Former Gov. Paul LePage is no longer a Maine resident.
The controversial two-term governor, who left office a year ago, is registered to vote in Flagler County, Florida.
He is still a Republican.
LePage, 71, and his wife, Ann, bought a house in 2018 in a gated, private golf course community called Plantation Bay in Ormond Beach.
They paid $360,000 for a pretty one-story home with, as its real estate agent once described, a “big pool” with a huge covered porch overlooking “the serene wooded setting.”
Two months later, the LePages sold their home in Boothbay Harbor for a bit more than they paid for the house in Florida.

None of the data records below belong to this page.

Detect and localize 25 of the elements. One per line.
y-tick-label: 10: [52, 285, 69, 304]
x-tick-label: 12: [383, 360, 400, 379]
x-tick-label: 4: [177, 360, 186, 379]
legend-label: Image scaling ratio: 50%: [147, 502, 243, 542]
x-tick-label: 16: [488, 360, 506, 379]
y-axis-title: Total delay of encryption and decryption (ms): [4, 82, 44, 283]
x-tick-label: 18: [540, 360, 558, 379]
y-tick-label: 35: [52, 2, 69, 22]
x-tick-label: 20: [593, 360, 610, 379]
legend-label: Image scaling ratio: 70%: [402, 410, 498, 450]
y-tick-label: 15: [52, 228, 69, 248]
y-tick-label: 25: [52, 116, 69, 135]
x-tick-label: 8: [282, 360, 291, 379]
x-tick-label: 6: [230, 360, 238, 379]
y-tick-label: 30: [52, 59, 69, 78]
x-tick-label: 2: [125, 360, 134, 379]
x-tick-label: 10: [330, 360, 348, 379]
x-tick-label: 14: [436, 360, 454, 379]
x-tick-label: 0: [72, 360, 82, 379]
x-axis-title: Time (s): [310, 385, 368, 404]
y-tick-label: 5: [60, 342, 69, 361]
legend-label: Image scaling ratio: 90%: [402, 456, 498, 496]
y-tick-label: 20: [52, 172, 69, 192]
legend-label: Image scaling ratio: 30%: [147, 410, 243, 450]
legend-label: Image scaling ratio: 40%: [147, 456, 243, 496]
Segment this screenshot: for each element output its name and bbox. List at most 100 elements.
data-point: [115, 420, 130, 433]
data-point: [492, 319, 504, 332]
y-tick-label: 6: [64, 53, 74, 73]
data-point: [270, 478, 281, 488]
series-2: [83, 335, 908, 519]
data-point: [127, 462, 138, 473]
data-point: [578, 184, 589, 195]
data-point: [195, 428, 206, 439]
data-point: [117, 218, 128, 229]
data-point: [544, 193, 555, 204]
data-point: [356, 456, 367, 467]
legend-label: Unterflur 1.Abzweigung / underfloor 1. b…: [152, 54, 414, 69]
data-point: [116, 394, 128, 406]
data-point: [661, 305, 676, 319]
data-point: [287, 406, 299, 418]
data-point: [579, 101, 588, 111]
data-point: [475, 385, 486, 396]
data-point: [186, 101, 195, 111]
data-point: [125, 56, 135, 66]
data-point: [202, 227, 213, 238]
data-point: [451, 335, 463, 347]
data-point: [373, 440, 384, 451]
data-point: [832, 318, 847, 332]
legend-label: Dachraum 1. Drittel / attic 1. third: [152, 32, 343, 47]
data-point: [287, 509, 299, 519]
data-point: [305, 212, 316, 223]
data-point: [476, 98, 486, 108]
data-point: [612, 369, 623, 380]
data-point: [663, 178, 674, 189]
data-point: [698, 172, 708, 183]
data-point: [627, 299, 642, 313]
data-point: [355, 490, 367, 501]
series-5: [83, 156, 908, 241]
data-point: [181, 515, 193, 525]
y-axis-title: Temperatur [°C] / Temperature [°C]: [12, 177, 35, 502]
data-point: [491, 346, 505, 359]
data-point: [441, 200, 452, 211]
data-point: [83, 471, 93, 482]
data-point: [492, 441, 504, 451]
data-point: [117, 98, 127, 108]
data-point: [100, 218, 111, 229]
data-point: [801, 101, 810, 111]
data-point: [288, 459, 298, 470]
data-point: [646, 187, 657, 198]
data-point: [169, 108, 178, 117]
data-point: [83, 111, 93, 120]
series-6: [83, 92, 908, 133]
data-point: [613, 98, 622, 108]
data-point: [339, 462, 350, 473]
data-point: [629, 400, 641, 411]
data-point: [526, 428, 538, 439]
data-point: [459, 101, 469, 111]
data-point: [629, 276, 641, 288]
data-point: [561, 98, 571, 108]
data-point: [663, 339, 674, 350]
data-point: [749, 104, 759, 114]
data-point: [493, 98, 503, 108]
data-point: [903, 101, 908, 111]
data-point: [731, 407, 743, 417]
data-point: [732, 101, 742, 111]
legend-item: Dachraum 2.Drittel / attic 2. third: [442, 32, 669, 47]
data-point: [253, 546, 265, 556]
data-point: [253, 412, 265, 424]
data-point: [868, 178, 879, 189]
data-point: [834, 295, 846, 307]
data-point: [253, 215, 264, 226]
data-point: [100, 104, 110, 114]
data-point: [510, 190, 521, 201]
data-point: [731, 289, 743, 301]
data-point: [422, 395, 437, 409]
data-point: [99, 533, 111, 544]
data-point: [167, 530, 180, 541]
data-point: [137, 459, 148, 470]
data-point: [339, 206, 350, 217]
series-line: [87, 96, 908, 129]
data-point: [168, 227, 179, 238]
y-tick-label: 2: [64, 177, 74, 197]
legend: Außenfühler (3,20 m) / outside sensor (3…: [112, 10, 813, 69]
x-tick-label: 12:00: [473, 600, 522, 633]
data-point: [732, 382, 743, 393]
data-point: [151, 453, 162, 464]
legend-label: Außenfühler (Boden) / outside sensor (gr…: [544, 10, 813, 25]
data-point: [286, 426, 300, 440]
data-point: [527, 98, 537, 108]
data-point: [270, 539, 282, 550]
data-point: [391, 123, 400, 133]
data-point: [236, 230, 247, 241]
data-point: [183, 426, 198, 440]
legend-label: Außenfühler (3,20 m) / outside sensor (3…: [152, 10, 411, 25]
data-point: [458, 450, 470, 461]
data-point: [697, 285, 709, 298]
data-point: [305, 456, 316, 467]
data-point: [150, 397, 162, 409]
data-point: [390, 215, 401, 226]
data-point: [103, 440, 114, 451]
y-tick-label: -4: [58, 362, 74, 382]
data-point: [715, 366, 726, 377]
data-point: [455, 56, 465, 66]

A house in Ormond Beach that Ann LePage bought in 2008 was sold late in 2017 for $207,000. Also a Republican, she registered to vote in Florida in 2018, after the gubernatorial election in Maine.
The ex-governor’s move was not a surprise.
He told radio hosts shortly before the 2018 election, when voters picked Democrat Janet Mills to succeed him, that he had every intention of leaving the Pine Tree State.
“I’ll be a resident of Florida if Janet Mills wins,” said LePage, who was prohibited from running for a third term. He added that he would depart even if Republican Shawn Moody won.
“I’m going to retire and go to Florida. I’m done with politics. I’ve done my eight years. It’s time for somebody else,” LePage said then.
Over the summer, the LePages came back to Maine and worked together at McSeagulls in Boothbay Harbor, where the former governor tended bar for tourists as well as old friends.
The Boothbay Register said the pair had been at their winter home in Florida before Ann convinced her husband to join her working at the popular restaurant.
LePage, who could not be reached Friday, said he would likely teach at a university in Florida, but he also said a desire to avoid taxes played a big role in his thinking.
“I’ll tell you very simply, I have a house in Florida. I will pay no income tax” and less in property tax, the governor said.
“At my age, why wouldn’t you conserve your resources and spend it on your family and not taxes?” he asked.
Even so, the Lewiston native and ex-mayor of Waterville still occasionally tells radio interviewers in Maine that he may run for office again in his home state.